What's The Deal: Can a cynical product entertainment product get a pass for being great fun to watch despite its manipulations? I vote yes. You would have to be blind not to see that it's a calculated, multi-tentacled machine of stolen Stephenie Meyer-isms, alien fighting, hot brooding teens, guys that look like Voldemort, Tranformersy pyrotechnics and mysteriously-motivated beagles (no joke, there's an adorable doggie in this thing and you spend the first two thirds of the movie wondering what his secret intentions might be). But I didn't really care. It moves fast, it's got momentum, it's never boring and, when the action gets going, they rip the whole place into a million little pieces. It's absolutely empty and derivative and kind of a blast and so what? Pass me the Junior Mints.
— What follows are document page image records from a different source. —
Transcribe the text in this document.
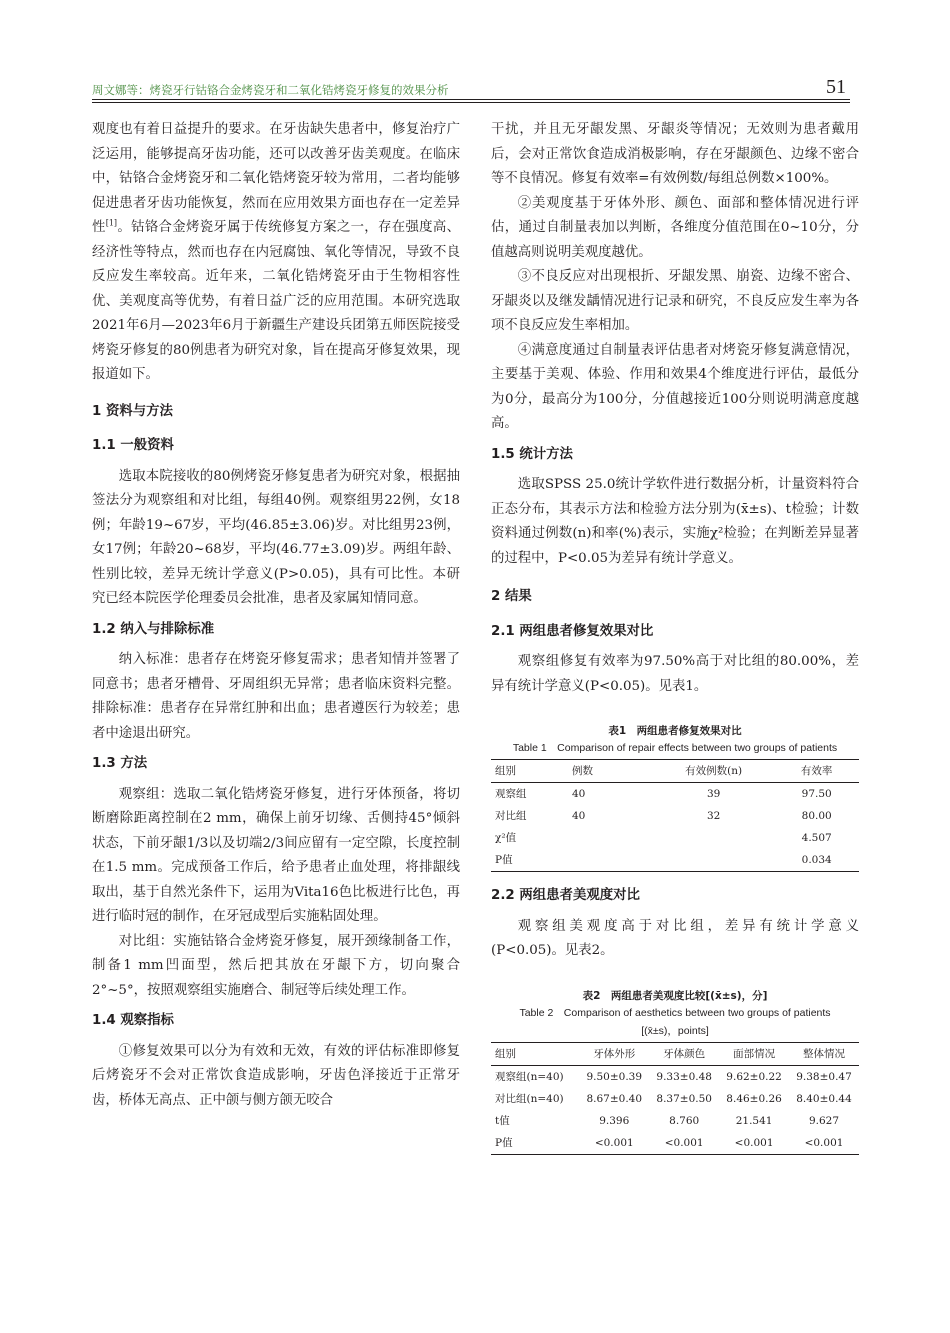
周文娜等：烤瓷牙行钴铬合金烤瓷牙和二氧化锆烤瓷牙修复的效果分析	51

观度也有着日益提升的要求。在牙齿缺失患者中，修复治疗广泛运用，能够提高牙齿功能，还可以改善牙齿美观度。在临床中，钴铬合金烤瓷牙和二氧化锆烤瓷牙较为常用，二者均能够促进患者牙齿功能恢复，然而在应用效果方面也存在一定差异性[1]。钴铬合金烤瓷牙属于传统修复方案之一，存在强度高、经济性等特点，然而也存在内冠腐蚀、氧化等情况，导致不良反应发生率较高。近年来，二氧化锆烤瓷牙由于生物相容性优、美观度高等优势，有着日益广泛的应用范围。本研究选取2021年6月—2023年6月于新疆生产建设兵团第五师医院接受烤瓷牙修复的80例患者为研究对象，旨在提高牙修复效果，现报道如下。

1 资料与方法
1.1 一般资料

选取本院接收的80例烤瓷牙修复患者为研究对象，根据抽签法分为观察组和对比组，每组40例。观察组男22例，女18例；年龄19~67岁，平均(46.85±3.06)岁。对比组男23例，女17例；年龄20~68岁，平均(46.77±3.09)岁。两组年龄、性别比较，差异无统计学意义(P>0.05)，具有可比性。本研究已经本院医学伦理委员会批准，患者及家属知情同意。

1.2 纳入与排除标准

纳入标准：患者存在烤瓷牙修复需求；患者知情并签署了同意书；患者牙槽骨、牙周组织无异常；患者临床资料完整。排除标准：患者存在异常红肿和出血；患者遵医行为较差；患者中途退出研究。

1.3 方法

观察组：选取二氧化锆烤瓷牙修复，进行牙体预备，将切断磨除距离控制在2 mm，确保上前牙切缘、舌侧持45°倾斜状态，下前牙龈1/3以及切端2/3间应留有一定空隙，长度控制在1.5 mm。完成预备工作后，给予患者止血处理，将排龈线取出，基于自然光条件下，运用为Vita16色比板进行比色，再进行临时冠的制作，在牙冠成型后实施粘固处理。

对比组：实施钴铬合金烤瓷牙修复，展开颈缘制备工作，制备1 mm凹面型，然后把其放在牙龈下方，切向聚合2°~5°，按照观察组实施磨合、制冠等后续处理工作。

1.4 观察指标

①修复效果可以分为有效和无效，有效的评估标准即修复后烤瓷牙不会对正常饮食造成影响，牙齿色泽接近于正常牙齿，桥体无高点、正中颌与侧方颌无咬合

干扰，并且无牙龈发黑、牙龈炎等情况；无效则为患者戴用后，会对正常饮食造成消极影响，存在牙龈颜色、边缘不密合等不良情况。修复有效率=有效例数/每组总例数×100%。

②美观度基于牙体外形、颜色、面部和整体情况进行评估，通过自制量表加以判断，各维度分值范围在0~10分，分值越高则说明美观度越优。

③不良反应对出现根折、牙龈发黑、崩瓷、边缘不密合、牙龈炎以及继发龋情况进行记录和研究，不良反应发生率为各项不良反应发生率相加。

④满意度通过自制量表评估患者对烤瓷牙修复满意情况，主要基于美观、体验、作用和效果4个维度进行评估，最低分为0分，最高分为100分，分值越接近100分则说明满意度越高。

1.5 统计方法

选取SPSS 25.0统计学软件进行数据分析，计量资料符合正态分布，其表示方法和检验方法分别为(x̄±s)、t检验；计数资料通过例数(n)和率(%)表示，实施χ²检验；在判断差异显著的过程中，P<0.05为差异有统计学意义。

2 结果
2.1 两组患者修复效果对比

观察组修复有效率为97.50%高于对比组的80.00%，差异有统计学意义(P<0.05)。见表1。

表1　两组患者修复效果对比
Table 1　Comparison of repair effects between two groups of patients
组别	例数	有效例数(n)	有效率
观察组	40	39	97.50
对比组	40	32	80.00
χ²值			4.507
P值			0.034
2.2 两组患者美观度对比

观察组美观度高于对比组，差异有统计学意义(P<0.05)。见表2。

表2　两组患者美观度比较[(x̄±s)，分]
Table 2　Comparison of aesthetics between two groups of patients
[(x̄±s)，points]
组别	牙体外形	牙体颜色	面部情况	整体情况
观察组(n=40)	9.50±0.39	9.33±0.48	9.62±0.22	9.38±0.47
对比组(n=40)	8.67±0.40	8.37±0.50	8.46±0.26	8.40±0.44
t值	9.396	8.760	21.541	9.627
P值	<0.001	<0.001	<0.001	<0.001
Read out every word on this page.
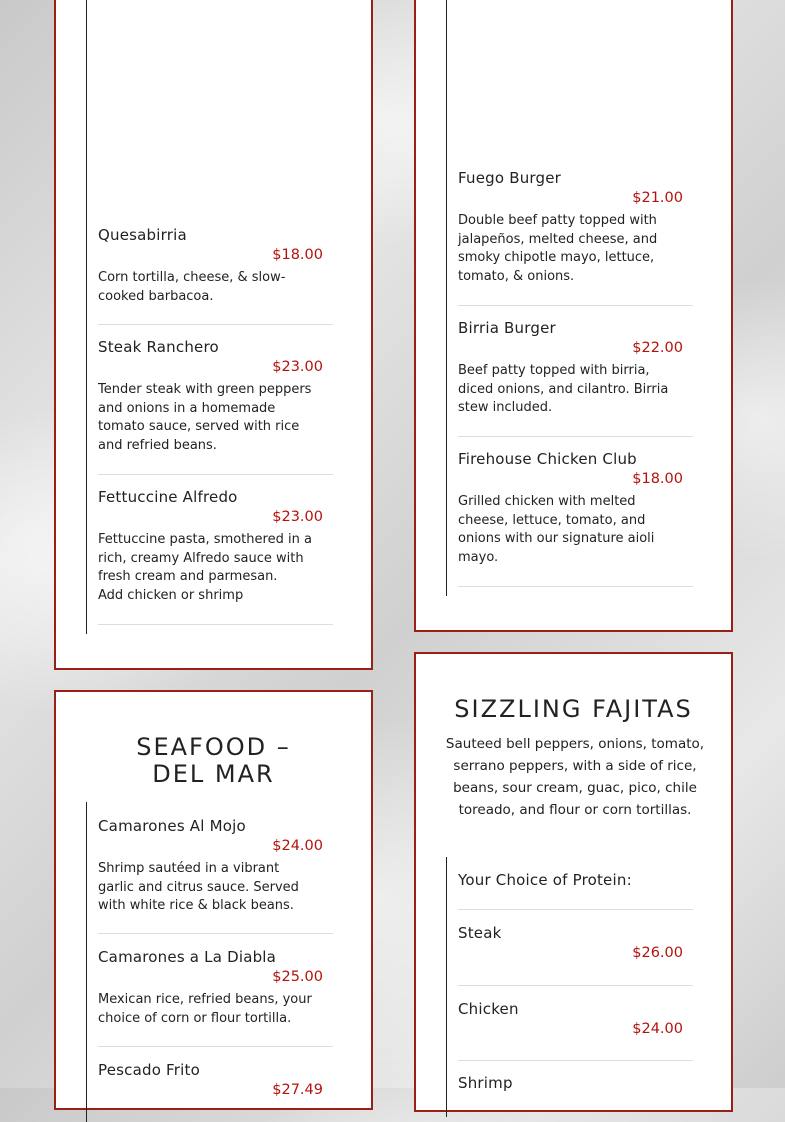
Quesabirria
$18.00
Corn tortilla, cheese, & slow-cooked barbacoa.
Steak Ranchero
$23.00
Tender steak with green peppers and onions in a homemade tomato sauce, served with rice and refried beans.
Fettuccine Alfredo
$23.00
Fettuccine pasta, smothered in a rich, creamy Alfredo sauce with fresh cream and parmesan.
Add chicken or shrimp
Fuego Burger
$21.00
Double beef patty topped with jalapeños, melted cheese, and smoky chipotle mayo, lettuce, tomato, & onions.
Birria Burger
$22.00
Beef patty topped with birria, diced onions, and cilantro. Birria stew included.
Firehouse Chicken Club
$18.00
Grilled chicken with melted cheese, lettuce, tomato, and onions with our signature aioli mayo.
SEAFOOD – DEL MAR
Camarones Al Mojo
$24.00
Shrimp sautéed in a vibrant garlic and citrus sauce. Served with white rice & black beans.
Camarones a La Diabla
$25.00
Mexican rice, refried beans, your choice of corn or flour tortilla.
Pescado Frito
$27.49
SIZZLING FAJITAS
Sauteed bell peppers, onions, tomato, serrano peppers, with a side of rice, beans, sour cream, guac, pico, chile toreado, and flour or corn tortillas.
Your Choice of Protein:
Steak
$26.00
Chicken
$24.00
Shrimp
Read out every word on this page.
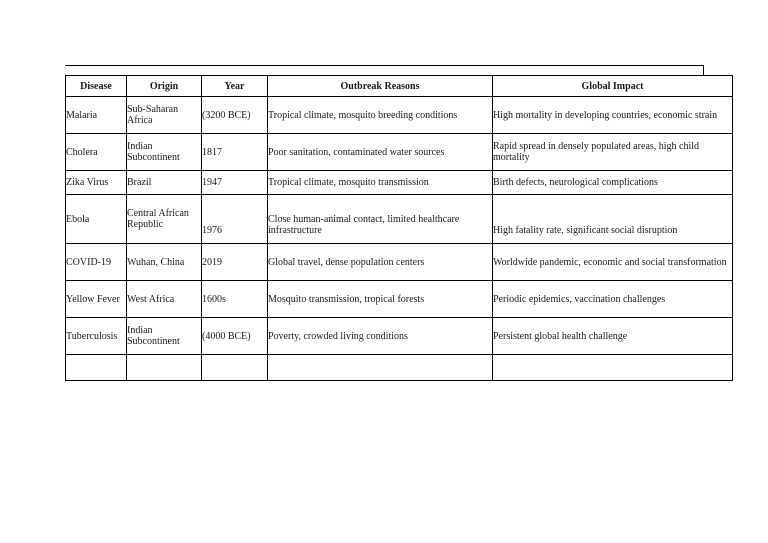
Disease	Origin	Year	Outbreak Reasons	Global Impact
Malaria	Sub-Saharan Africa	(3200 BCE)	Tropical climate, mosquito breeding conditions	High mortality in developing countries, economic strain
Cholera	Indian Subcontinent	1817	Poor sanitation, contaminated water sources	Rapid spread in densely populated areas, high child mortality
Zika Virus	Brazil	1947	Tropical climate, mosquito transmission	Birth defects, neurological complications
Ebola	Central African Republic	1976	Close human-animal contact, limited healthcare infrastructure	High fatality rate, significant social disruption
COVID-19	Wuhan, China	2019	Global travel, dense population centers	Worldwide pandemic, economic and social transformation
Yellow Fever	West Africa	1600s	Mosquito transmission, tropical forests	Periodic epidemics, vaccination challenges
Tuberculosis	Indian Subcontinent	(4000 BCE)	Poverty, crowded living conditions	Persistent global health challenge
From The Monetized Minds Of: Michael Bay and James Frey. Frey co-wrote the young adult novel it's based on under a pen name. (Or so we're told. Just Google "James Frey" and "sweatshop" for further examination of his new fiction-writing enterprise.) And then Michael Bay came along to produce it. That's where all the great big loudness and fireballs come from; they look and feel better on screen than on a page. And so yeah, maybe you'll feel like you have to hold your nose while you become a paying participant in all this. Or maybe you won't. It's up to you. It's not like you take a moral inventory of the grill guy at Burger King before you down that Double Whopper.
I Was a Teenage Product Placement: If you're of a mind to be annoyed by nonstop advertising-like product interruptions, you might want to stay away. Because there are moments when it veers hilariously close to being an extended iPhone commercial. They ring so much on the soundtrack--it's a plot point--and there are so many lovingly lit close-ups of the alien guy's phone it's drinking game level crazy.
In For a Penny, In For a Pound: Because I could go for a sequel to this soon. Like right now. It feels like someone gave something addictively tasty and ruining. I want more. I especially want to know what happens to the beagle. And I don't care if any of it's bad for me. And I realize it very much is.